In high school my boycott came to an end. The bathrooms were cleaner and had doors, but perhaps more importantly, I was now an athlete. Like most teenagers, I greatly overestimated the importance of my athletic performance, and one cannot physically excel with weighted bowels.

So greatly did I value my performance that at an away basketball game, I used a solo stall in a cramped locker room while mere feet away the coach was talking to the team. In addition, the stall’s frame was severely dented and offered little privacy. When I came out the snickering began.

Apparently, I had focused too much attention on the folding technique from my father’s instructional lesson and missed the part about wiping stance. The fear of every kid was manifest that day—people watched me take a shit
and
I did it wrong. If any other teammates stood erect while wiping they made not a peep as the crouchers derisively cooed.

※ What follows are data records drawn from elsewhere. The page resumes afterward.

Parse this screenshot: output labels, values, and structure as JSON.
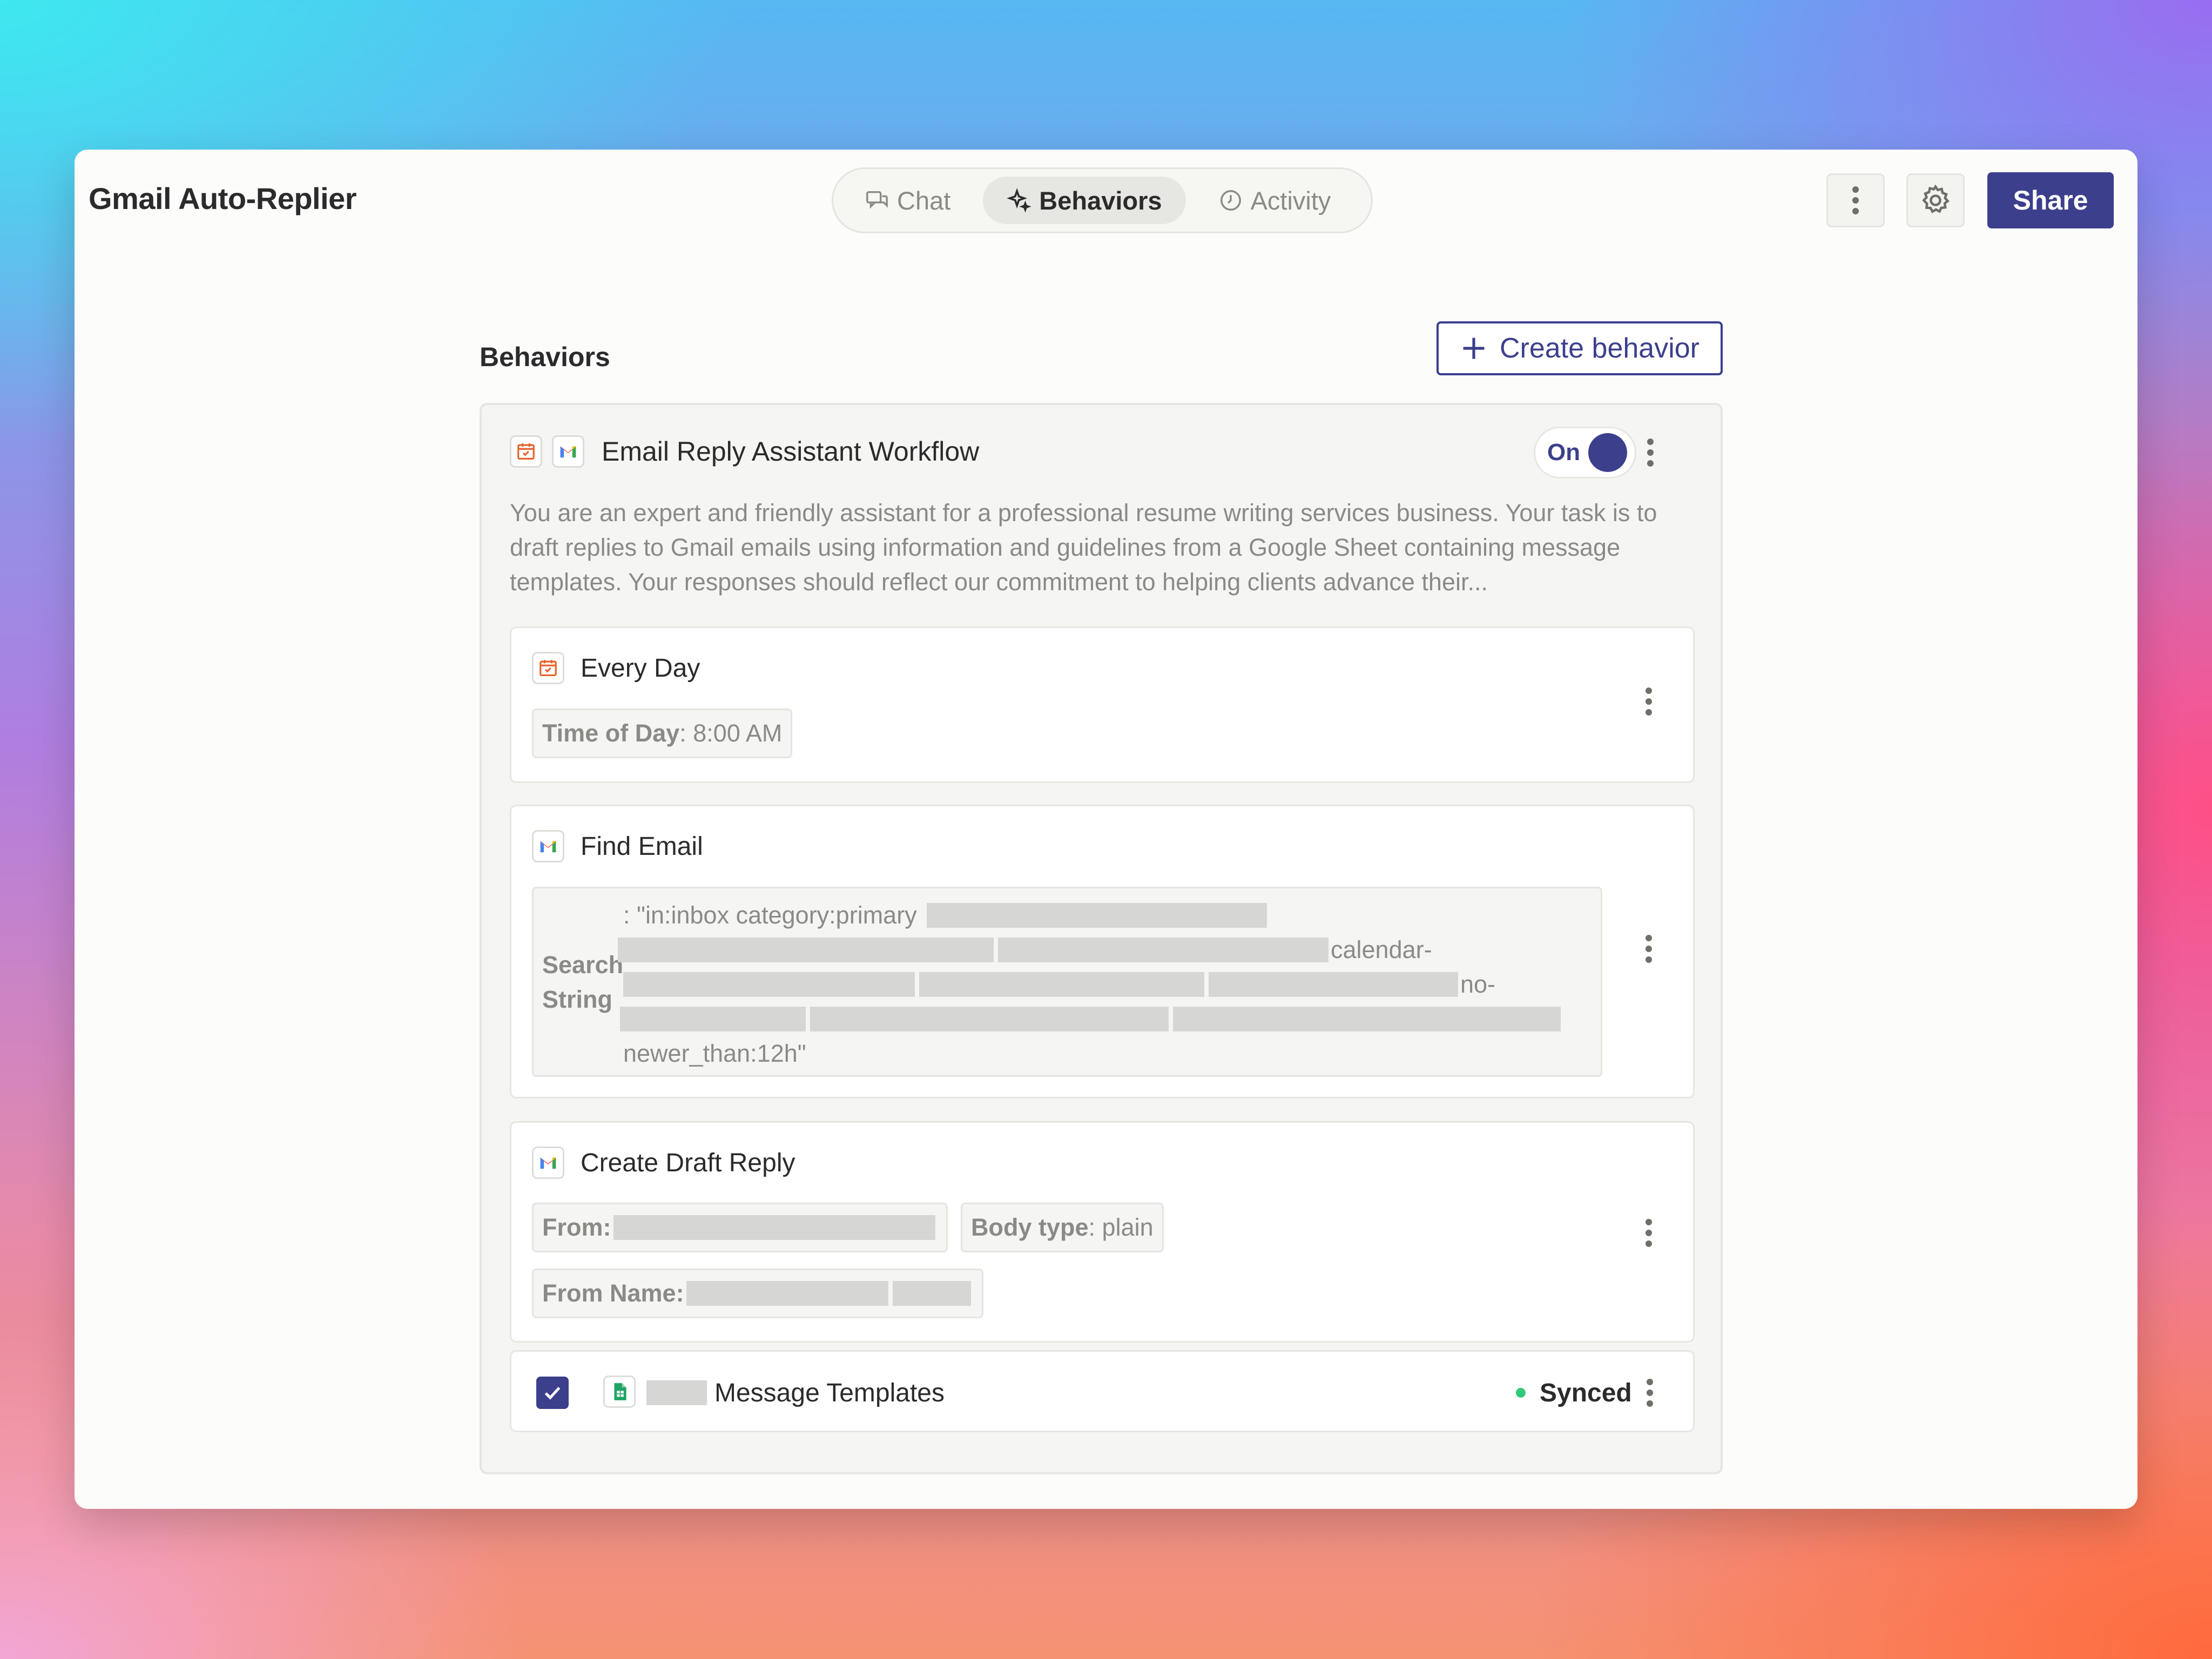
{
  "app": {
    "title": "Gmail Auto-Replier"
  },
  "tabs": [
    {
      "label": "Chat",
      "icon": "chat-icon",
      "active": false
    },
    {
      "label": "Behaviors",
      "icon": "sparkle-icon",
      "active": true
    },
    {
      "label": "Activity",
      "icon": "clock-icon",
      "active": false
    }
  ],
  "toolbar": {
    "share_label": "Share"
  },
  "section": {
    "title": "Behaviors",
    "create_label": "Create behavior"
  },
  "behavior": {
    "title": "Email Reply Assistant Workflow",
    "toggle_label": "On",
    "enabled": true,
    "description": "You are an expert and friendly assistant for a professional resume writing services business. Your task is to draft replies to Gmail emails using information and guidelines from a Google Sheet containing message templates. Your responses should reflect our commitment to helping clients advance their...",
    "steps": {
      "schedule": {
        "title": "Every Day",
        "time_label": "Time of Day",
        "time_value": "8:00 AM"
      },
      "find_email": {
        "title": "Find Email",
        "search_label_1": "Search",
        "search_label_2": "String",
        "line1": ": \"in:inbox category:primary",
        "line2_end": "calendar-",
        "line3_end": "no-",
        "line5": "newer_than:12h\""
      },
      "draft": {
        "title": "Create Draft Reply",
        "from_label": "From:",
        "body_type_label": "Body type",
        "body_type_value": "plain",
        "from_name_label": "From Name:"
      }
    },
    "knowledge": {
      "name": "Message Templates",
      "status": "Synced",
      "checked": true
    }
  },
  "colors": {
    "accent": "#3c3f8c",
    "synced": "#34c97a",
    "gmail_red": "#ea4335",
    "sheets_green": "#1fa463",
    "schedule_orange": "#e8622a"
  }
}
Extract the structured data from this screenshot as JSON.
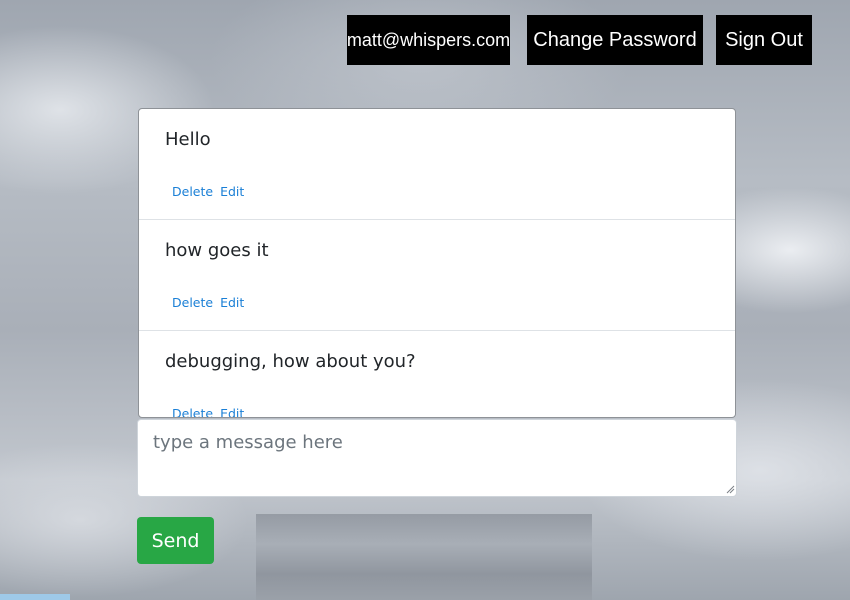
{
  "header": {
    "user_email": "matt@whispers.com",
    "change_password_label": "Change Password",
    "sign_out_label": "Sign Out"
  },
  "messages": [
    {
      "text": "Hello",
      "delete_label": "Delete",
      "edit_label": "Edit"
    },
    {
      "text": "how goes it",
      "delete_label": "Delete",
      "edit_label": "Edit"
    },
    {
      "text": "debugging, how about you?",
      "delete_label": "Delete",
      "edit_label": "Edit"
    }
  ],
  "composer": {
    "placeholder": "type a message here",
    "value": ""
  },
  "send_label": "Send",
  "colors": {
    "nav_button_bg": "#000000",
    "action_link": "#1a7fd6",
    "send_button": "#28a745"
  }
}
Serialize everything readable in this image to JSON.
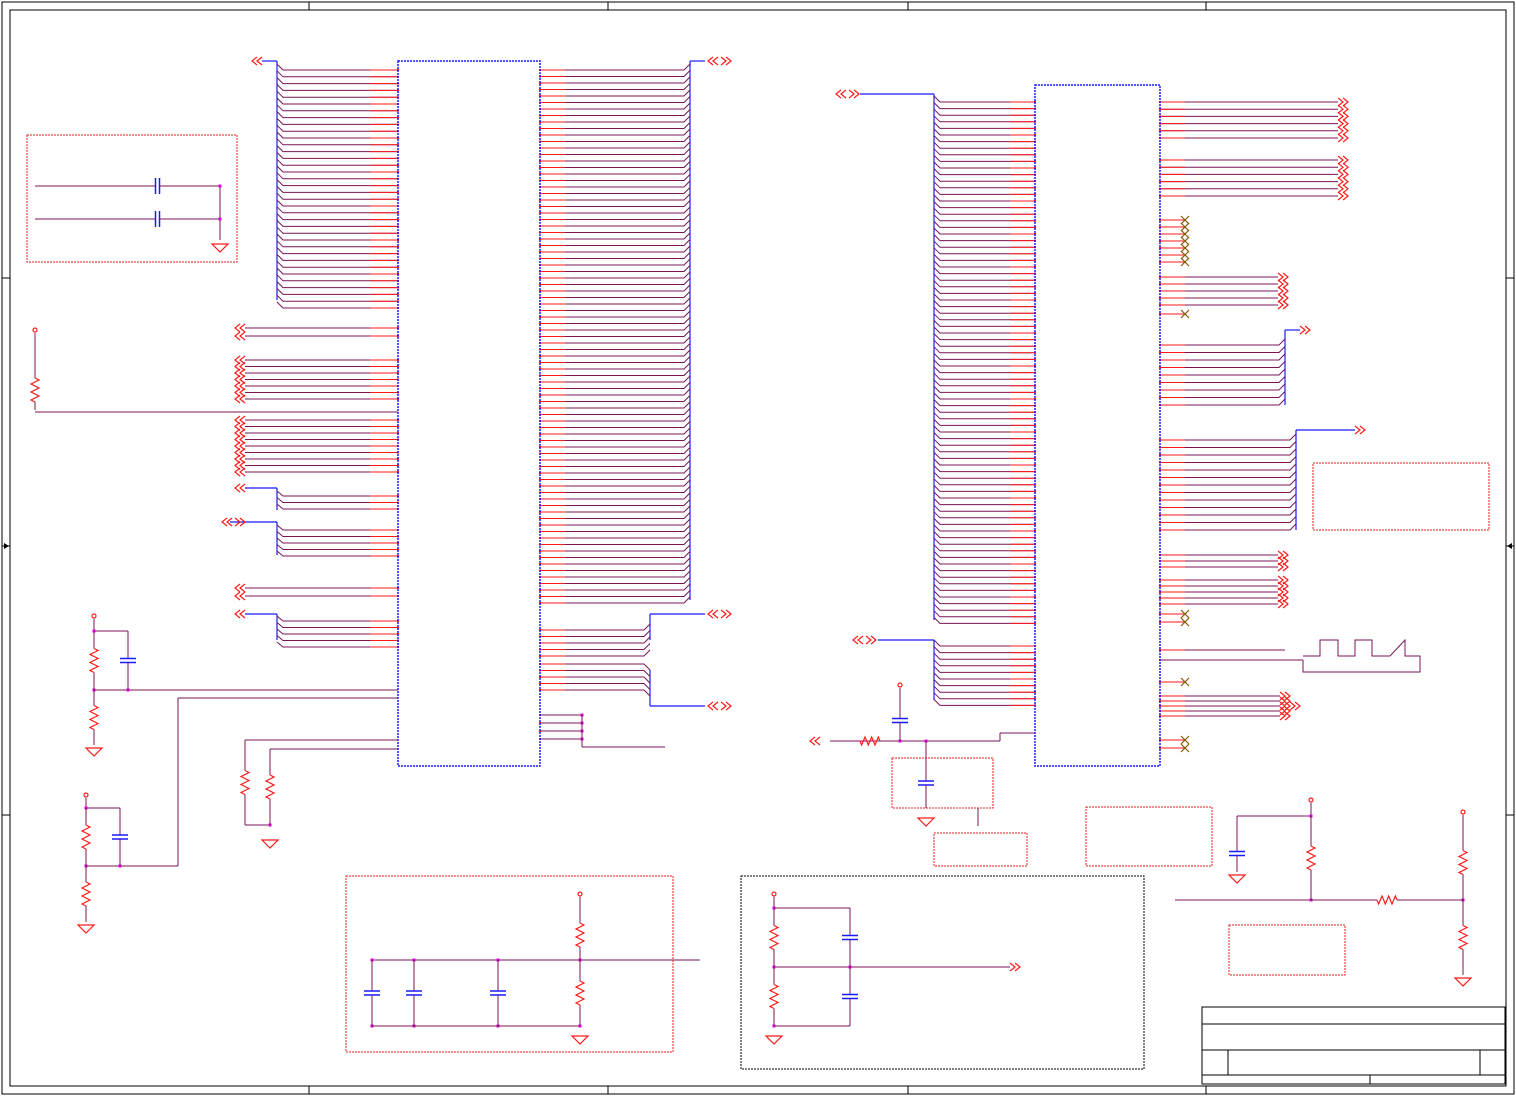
{
  "diagram": {
    "kind": "electronic schematic sheet",
    "text_labels": [],
    "colors": {
      "sheet_border": "#000000",
      "bus_blue": "#1a1aff",
      "wire_purple": "#7a1456",
      "pin_red": "#ff1a1a",
      "junction_magenta": "#e000e0",
      "no_connect_brown": "#8b5a00",
      "block_dashed_red": "#e02020",
      "block_dashed_black": "#000000"
    },
    "symbols": {
      "left_ic": "ic-body",
      "right_ic": "ic-body",
      "resistor": "resistor-symbol",
      "capacitor": "capacitor-symbol",
      "ground": "ground-symbol",
      "power_pin": "power-pin-symbol",
      "off_page_connector": "off-page-connector-symbol",
      "no_connect": "no-connect-x-symbol"
    }
  }
}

My participation in athletics didn’t teach me teamwork, leadership, or discipline, but it did rid me of my guilt. I am no longer a shameful shitter. I am so free that I don’t even feel inadequate when I crap my pants every year or so. I don’t always make it. It happens. I clean my undergarment the best I can so it doesn’t stain the suit and soldier on.

But unfortunately I have not lost all my scruples, and it may be my demise. My body is blessed with a lot of moles, like fifty or so. Besides my mother, no one really appreciated the cancerous threat they posed until I got to graduate school. On the student health care plan, Dr. Kim, my physician, was a young dermatologist-in-training. He too recognized the danger they posed and he knew what had to be done—a mole map.

Dr. Kim searched all over me with his latexed hands to make that map complete—in between my toes, under the hair on my head, even under my scrotum and penis—but there was one place he didn’t look. He never looked in my butt crack.